4. The Global Maritime Distress and Safety System
This may have replaced Morse Code but sadly, it doesn’t actually replace it with a code that you can use to signal distress.
The GMDSS is designed to ensure that distress calls can be broadcast on an automated basis without the interference of a radio operator.
This is very useful because it means that in an emergency, all the crew can tackle the emergency and the GMDSS handles the call.
GMDSS operators need a level of training that a radio operator does not, though, and it’s important to have passed the GMDSS license before opting to use this system for safety and signaling distress.
Mayday is an emergency procedure and distress signal which is used in voice communications. You may also find that the French word “SECURITE” is also used and, in fact, in certain types of broadcast SECURITE is a mandatory signal.

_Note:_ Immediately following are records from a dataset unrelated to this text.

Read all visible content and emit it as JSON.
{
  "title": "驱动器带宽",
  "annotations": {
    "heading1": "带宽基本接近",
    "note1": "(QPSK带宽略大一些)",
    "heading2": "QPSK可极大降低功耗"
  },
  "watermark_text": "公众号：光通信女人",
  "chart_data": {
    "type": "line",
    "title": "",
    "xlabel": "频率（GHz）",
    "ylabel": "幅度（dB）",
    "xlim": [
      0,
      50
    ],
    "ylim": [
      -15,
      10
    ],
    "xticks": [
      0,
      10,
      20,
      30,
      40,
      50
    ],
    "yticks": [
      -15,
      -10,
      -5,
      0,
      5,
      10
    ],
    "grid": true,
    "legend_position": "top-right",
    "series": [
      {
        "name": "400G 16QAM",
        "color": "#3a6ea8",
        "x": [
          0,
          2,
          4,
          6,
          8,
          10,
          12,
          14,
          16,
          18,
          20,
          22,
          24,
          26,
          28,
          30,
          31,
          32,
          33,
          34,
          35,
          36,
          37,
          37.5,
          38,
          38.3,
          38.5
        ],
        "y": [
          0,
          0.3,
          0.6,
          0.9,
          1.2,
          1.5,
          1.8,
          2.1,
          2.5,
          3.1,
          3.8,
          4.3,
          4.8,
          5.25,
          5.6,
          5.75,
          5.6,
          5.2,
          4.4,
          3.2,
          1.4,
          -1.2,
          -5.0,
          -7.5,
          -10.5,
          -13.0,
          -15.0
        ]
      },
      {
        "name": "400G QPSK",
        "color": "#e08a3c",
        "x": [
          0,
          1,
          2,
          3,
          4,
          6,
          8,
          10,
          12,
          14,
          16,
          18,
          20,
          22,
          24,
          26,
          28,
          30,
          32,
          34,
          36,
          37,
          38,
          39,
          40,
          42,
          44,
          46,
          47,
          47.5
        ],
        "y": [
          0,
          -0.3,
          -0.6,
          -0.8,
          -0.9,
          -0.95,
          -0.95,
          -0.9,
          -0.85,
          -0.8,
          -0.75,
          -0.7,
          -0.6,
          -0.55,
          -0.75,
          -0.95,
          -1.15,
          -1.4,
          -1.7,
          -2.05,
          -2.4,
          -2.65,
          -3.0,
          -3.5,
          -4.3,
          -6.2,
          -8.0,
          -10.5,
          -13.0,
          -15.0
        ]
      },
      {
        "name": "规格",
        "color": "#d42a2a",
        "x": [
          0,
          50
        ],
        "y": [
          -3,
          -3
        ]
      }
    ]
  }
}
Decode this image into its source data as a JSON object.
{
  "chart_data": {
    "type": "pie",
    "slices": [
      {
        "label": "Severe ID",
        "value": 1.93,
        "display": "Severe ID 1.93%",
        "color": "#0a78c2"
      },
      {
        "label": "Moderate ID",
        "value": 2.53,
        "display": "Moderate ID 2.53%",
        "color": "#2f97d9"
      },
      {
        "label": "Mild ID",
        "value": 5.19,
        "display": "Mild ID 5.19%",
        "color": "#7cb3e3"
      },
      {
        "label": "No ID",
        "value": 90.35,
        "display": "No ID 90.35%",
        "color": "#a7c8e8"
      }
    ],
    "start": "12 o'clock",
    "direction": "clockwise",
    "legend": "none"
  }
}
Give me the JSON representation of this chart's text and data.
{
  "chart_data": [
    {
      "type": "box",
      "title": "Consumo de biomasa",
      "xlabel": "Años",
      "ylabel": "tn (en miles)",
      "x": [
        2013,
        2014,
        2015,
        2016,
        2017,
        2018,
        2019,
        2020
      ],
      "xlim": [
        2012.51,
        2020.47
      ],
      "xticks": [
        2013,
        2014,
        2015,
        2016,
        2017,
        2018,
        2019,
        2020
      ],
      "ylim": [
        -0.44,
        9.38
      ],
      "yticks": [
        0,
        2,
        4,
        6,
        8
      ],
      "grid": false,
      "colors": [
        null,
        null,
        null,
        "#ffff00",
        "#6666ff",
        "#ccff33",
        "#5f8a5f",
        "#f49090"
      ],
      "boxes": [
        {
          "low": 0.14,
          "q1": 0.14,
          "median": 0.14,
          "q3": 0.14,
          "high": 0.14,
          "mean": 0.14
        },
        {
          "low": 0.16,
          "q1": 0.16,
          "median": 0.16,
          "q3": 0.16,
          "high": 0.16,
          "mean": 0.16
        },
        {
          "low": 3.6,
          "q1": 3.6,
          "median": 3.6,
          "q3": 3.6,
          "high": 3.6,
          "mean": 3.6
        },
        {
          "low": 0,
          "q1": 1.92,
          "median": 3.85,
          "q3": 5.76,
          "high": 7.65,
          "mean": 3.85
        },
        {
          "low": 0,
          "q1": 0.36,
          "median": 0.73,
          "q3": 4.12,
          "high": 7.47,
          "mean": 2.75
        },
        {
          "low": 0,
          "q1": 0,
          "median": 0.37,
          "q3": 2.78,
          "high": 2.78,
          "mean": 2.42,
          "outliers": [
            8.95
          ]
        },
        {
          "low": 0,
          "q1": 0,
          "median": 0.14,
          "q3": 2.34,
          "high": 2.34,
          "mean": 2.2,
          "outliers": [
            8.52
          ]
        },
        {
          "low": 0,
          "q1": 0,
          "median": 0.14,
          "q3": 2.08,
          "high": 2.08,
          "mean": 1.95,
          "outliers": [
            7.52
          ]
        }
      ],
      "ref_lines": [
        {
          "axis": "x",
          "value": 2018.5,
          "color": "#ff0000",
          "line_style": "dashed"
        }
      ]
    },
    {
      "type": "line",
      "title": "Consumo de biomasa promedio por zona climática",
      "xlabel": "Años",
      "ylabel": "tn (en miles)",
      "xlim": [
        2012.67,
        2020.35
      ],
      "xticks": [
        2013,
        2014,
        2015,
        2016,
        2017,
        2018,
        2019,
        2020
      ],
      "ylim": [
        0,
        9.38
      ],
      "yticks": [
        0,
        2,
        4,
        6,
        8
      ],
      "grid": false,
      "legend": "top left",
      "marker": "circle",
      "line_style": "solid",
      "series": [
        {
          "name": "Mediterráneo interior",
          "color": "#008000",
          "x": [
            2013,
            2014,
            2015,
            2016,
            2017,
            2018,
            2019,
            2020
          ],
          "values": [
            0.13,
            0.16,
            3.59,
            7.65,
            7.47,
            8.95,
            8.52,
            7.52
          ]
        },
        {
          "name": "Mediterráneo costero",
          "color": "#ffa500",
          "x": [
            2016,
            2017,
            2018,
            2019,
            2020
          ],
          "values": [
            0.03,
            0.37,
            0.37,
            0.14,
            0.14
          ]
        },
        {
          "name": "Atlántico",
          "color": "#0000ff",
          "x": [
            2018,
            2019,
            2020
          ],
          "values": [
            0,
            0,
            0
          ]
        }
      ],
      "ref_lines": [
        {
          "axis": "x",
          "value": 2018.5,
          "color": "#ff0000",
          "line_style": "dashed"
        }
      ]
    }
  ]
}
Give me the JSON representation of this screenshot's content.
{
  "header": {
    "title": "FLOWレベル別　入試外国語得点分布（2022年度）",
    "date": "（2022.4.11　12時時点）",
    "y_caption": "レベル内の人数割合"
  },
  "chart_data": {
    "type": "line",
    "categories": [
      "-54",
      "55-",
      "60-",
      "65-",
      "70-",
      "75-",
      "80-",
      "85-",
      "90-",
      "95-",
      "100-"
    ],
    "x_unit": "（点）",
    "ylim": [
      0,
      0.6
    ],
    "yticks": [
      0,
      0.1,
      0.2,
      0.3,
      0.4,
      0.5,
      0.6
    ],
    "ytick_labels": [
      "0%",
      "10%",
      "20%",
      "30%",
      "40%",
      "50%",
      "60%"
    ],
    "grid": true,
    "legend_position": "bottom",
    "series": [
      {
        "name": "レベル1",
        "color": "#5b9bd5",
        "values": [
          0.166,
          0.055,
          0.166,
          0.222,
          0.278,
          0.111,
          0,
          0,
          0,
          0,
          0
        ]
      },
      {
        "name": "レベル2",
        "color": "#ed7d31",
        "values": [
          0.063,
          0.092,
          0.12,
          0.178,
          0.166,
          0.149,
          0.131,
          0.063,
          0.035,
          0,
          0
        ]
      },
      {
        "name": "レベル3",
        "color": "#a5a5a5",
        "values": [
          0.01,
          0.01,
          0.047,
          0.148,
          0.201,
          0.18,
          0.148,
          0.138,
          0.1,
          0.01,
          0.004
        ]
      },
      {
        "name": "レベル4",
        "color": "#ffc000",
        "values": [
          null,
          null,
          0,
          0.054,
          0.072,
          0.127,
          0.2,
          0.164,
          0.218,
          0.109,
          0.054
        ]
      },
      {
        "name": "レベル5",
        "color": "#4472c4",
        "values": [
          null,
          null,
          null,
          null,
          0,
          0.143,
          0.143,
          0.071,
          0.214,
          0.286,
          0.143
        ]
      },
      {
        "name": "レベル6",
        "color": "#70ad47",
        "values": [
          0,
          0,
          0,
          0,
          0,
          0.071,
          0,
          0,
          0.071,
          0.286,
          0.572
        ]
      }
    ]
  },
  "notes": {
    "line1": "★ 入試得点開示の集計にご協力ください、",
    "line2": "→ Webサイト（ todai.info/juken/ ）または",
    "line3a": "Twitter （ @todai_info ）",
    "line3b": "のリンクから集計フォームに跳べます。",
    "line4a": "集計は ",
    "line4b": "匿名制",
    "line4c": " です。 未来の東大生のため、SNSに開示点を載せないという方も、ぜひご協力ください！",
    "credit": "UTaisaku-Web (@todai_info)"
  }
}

To be used effectively you must say Mayday three times “mayday mayday mayday” this is to help the receiver understand the phrase clearly and to ensure that they know it’s an actual Mayday call rather than a call about a Mayday call.
The word was coined by Frederic Stanley Mockford at Croydon Airport, England and he’d been asked to come up with a word that could easily be communicated by pilots to register distress.
It is, of course, a corruption of the French phrase M’aidez (help me).
They had considered using SOS but apparently, the sound of S was poor over the telephone lines of the day and Mayday won out.
It is a criminal offense to send a Mayday call if you are not genuinely in need of help in most nations.
The French, however, often used Pan-pan (it comes from the word panne which means “to breakdown”) and this is still sometimes used to indicate distress.
It is meant to signify an urgent situation that is not a “grave and imminent threat”.
Sometimes, the suffix “medico” was attached to “pan-pan” to indicate a medical emergency but this suffix has been withdrawn and is unlikely to be recognized today.
7. Declaring Emergency
A more recent addition to the emergency distress lexicon is “declaring emergency”, which can be used instead of Mayday or Pan-pan.
Its proponents say that Mayday and Pan-pan have caused confusion for recipients in the past and that declaring an emergency is clearer and more distinct.
8. Three Signals
Another commonly accepted sign of emergency or distress is to make three of the same signal over and over again.
That is three flashes of light, three evenly spaced-out fires, three whistles, three shots, three flares, etc.
9. X-Marks The Spot
You can also use a large visual X to indicate distress to those flying over the area, and when we say “large” we mean “as large as you can make it”.
It’s not easy to spot details on the ground from hundreds or thousands of feet up in the air. So, get as many logs, branches, rocks, as you can and make a huge X.
You can also make an X with your own body. Lay on your back and repeatedly raise and lower your arms with them fully outstretched on either side of you.
10. Signal Fire
A signal fire is only going to be of interest to a pilot if it is lit AFTER the engine of the aircraft becomes audible to the person on the ground.
You want to create as much smoke as possible using a signal fire and it can help to add green wood which gives off a lot of smoke.
11. Orange And Red Flares
You use an orange flare during daylight and a red one at night.
You only use a flare if you are sure there are either maritime vessels or aircraft nearby, after all, if no one can see your flare, it’s useless.
You may also, on some vessels, have the option of a red parachute flair which better marks your position on the water, this should be used during the day, not at night. After you have been spotted by another vessel.
12. International Code Flags
Assuming you’re on a ship and you have a set of international code flags to hand, then the signal for distress using these flags is to display N over C.